(Bloomberg) -- Hong Kong’s revival of mandatory centralized quarantine for people linked to cases of new omicron sub-variants raises fresh concerns from the business community over the city’s reputation as a financial hub.

A return to harsh Covid Zero measures like quarantine camps risk further damaging confidence in the city and runs counter to the easing of restrictions in recent months, business groups said. The new sub-variants also do not pose a threat of igniting a major outbreak, according to a local public health expert.

“The initial reaction among our members is one of frustration and renewed loss of trust,” said Johannes Hack, president of the German Chamber of Commerce in Hong Kong. “For our stakeholders abroad, until they can visit Hong Kong entirely freely again -- like practically all other places -- we will find it hard to make a convincing case of the city’s benefits.”

Read more: Hong Kong Backpedals on Home Quarantine for Covid Sub-Variants

Health officials said Wednesday that people infected with sub-variants including BA.2.12.1 who aren’t severely sick, as well as their close contacts, will be sent to government facilities like Penny’s Bay. It’s a reversal of a practice that had allowed most mildly ill patients and their close contacts to stay at home that’s been in place since February.

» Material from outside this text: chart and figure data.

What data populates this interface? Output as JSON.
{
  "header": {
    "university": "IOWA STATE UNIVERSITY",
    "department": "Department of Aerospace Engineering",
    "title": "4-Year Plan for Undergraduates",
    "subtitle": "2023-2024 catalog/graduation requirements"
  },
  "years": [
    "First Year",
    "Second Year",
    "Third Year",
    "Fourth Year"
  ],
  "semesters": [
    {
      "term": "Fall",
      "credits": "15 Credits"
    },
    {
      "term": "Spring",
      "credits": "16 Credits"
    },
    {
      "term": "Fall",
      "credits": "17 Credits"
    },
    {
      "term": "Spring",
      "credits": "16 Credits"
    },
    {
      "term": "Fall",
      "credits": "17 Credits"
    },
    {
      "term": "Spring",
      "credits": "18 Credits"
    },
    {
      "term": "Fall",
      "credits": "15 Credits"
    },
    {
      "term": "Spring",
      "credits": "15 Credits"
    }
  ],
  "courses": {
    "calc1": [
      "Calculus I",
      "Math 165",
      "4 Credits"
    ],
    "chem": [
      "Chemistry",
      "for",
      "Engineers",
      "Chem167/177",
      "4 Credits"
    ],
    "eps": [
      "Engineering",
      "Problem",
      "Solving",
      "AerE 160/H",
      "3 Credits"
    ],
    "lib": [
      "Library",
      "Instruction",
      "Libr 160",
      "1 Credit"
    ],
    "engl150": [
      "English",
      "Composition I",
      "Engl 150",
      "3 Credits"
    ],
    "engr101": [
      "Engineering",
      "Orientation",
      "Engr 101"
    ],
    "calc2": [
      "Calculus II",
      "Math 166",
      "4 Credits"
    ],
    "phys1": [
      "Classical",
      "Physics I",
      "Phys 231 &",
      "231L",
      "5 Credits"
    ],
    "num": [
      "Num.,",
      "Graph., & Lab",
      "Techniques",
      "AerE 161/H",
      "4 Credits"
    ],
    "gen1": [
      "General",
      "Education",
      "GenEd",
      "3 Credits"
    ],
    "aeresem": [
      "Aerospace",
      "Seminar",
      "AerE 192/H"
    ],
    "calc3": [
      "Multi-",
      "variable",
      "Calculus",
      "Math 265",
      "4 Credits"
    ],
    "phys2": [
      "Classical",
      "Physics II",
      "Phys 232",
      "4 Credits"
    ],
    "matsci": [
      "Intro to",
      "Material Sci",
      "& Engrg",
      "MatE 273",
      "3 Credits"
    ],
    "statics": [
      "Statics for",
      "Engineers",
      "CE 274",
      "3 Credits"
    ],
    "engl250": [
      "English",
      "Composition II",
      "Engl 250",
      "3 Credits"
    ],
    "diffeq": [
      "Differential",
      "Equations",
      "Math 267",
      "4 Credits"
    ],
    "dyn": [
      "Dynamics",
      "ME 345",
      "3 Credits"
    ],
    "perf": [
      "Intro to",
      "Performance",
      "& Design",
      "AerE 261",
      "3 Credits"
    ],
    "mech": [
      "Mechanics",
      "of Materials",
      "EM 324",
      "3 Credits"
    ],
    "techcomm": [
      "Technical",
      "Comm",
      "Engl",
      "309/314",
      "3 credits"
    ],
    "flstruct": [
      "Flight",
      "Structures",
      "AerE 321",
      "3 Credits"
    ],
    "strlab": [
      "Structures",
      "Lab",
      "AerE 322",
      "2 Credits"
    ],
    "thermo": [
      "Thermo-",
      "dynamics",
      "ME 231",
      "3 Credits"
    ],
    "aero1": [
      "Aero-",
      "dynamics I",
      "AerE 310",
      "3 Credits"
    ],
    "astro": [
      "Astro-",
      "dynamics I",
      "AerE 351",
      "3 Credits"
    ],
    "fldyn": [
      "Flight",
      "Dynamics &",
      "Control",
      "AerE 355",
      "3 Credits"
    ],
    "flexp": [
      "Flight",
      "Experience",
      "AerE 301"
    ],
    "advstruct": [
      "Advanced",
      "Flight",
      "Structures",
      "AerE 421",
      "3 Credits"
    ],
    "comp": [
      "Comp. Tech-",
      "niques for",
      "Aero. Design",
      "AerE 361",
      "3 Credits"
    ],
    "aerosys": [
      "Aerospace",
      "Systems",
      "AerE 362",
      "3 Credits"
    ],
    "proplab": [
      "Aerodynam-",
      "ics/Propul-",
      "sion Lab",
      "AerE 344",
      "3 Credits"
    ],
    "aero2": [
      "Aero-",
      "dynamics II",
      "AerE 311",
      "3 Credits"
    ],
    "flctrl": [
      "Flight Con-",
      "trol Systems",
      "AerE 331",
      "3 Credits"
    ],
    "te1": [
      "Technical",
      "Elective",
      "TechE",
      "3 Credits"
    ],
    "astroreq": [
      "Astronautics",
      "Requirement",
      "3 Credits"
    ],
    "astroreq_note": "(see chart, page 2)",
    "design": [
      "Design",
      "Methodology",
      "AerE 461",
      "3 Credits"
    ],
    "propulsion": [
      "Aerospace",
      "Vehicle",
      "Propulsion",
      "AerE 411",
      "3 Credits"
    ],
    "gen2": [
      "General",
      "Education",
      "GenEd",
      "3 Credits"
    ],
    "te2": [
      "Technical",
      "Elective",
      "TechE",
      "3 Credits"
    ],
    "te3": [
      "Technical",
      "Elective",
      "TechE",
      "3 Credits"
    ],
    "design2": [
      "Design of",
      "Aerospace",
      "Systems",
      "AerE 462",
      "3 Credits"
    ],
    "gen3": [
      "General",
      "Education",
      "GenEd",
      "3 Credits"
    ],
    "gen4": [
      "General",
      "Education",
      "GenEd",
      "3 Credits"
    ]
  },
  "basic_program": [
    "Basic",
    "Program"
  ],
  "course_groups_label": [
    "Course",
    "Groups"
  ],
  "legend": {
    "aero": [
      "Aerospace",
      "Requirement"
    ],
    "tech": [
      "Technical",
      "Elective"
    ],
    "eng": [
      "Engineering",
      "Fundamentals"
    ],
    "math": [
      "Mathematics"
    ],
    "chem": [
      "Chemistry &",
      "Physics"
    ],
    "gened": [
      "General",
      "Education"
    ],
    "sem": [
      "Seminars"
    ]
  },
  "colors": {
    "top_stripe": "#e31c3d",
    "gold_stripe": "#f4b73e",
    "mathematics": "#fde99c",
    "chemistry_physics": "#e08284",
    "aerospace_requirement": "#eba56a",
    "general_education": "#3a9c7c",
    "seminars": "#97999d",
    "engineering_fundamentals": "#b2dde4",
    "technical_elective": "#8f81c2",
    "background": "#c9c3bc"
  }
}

The government said Wednesday the move is a precaution and doesn’t signify a change in the overall quarantine and isolation policy.

Business groups remained fearful.

“We will continue to lose international talent and businesses, impacting Hong Kong’s competitiveness even further,” said Joseph Armas, chairman of the American Chamber of Commerce in Hong Kong. “AmCham pleads for a realistic exit plan to get back to business and back on the map as a global city.”

“We believe it is very important there is no backtracking in the approach taken to manage any community spread and that any measures that are taken do not cause worry and fear,” said David Graham, executive director at the British Chamber of Commerce in Hong Kong, describing the pivot as disappointing.

“While we appreciate that the government has to react to evolving circumstances, we were hoping to see further easing of the restrictions which ultimately supports the building back of confidence in Hong Kong as an international hub,” he said.

The arrival of new sub-variants to Hong Kong, including BA.4 and BA.5 hasn’t caused a substantial spike in daily cases, which total just hundreds per day. But several virus clusters that have recently emerged have sparked concern about community transmission. Outgoing Chief Executive Carrie Lam this week said she’s unlikely to announce a further easing of social distancing curbs as planned in June due to a series of outbreaks stemming from bars.

Read more: Hong Kong Unlikely to Ease Final Social Curbs After Bar Clusters

“We would strongly exhort the authorities to stay the course with the three-phase relaxation plan and do not flip-flop” said Sally Wong, chief executive officer of Hong Kong Investment Fund Association, which represents more than $1.6 trillion in assets under management. The group has advocated for home quarantine for people with sufficient space, and Wong said the government should use its facilities for those who can’t effectively self-isolate.

Health officials have said the more stringent quarantine measures are needed because the sub-variants they’re monitoring have higher transmissibility and immune escape, but a leading local medical expert said it has little scientific backing.

The sub-variants won’t be able to cause a major outbreak because they are of similar virulence to the type of omicron already widely circulating and more of the population are vaccinated, said University of Hong Kong infectious disease expert Ivan Hung. “Omicron infection is mild, especially for those who have completed three doses of vaccination and there are very few severe cases and mortality.”

What We Know About Omicron and Its Sub-variant BA.2: QuickTake

The government may also be wary about a surge in cases around July 1, the 25th anniversary of Hong Kong’s return to Chinese rule and the day John Lee will take over as chief executive, according to Steve Vickers, chief executive officer of Steve Vickers and Associates, a Hong Kong-based political & corporate risk consultancy. It’s unclear if Chinese President Xi Jinping will visit the city for the event, though he traveled to the financial hub for the 20th anniversary.

With so many security concerns surrounding July 1, it’s “common sense” that Hong Kong officials need to be vigilant, said Vickers. “Measures will be intense but short term and things will resume normal quickly.”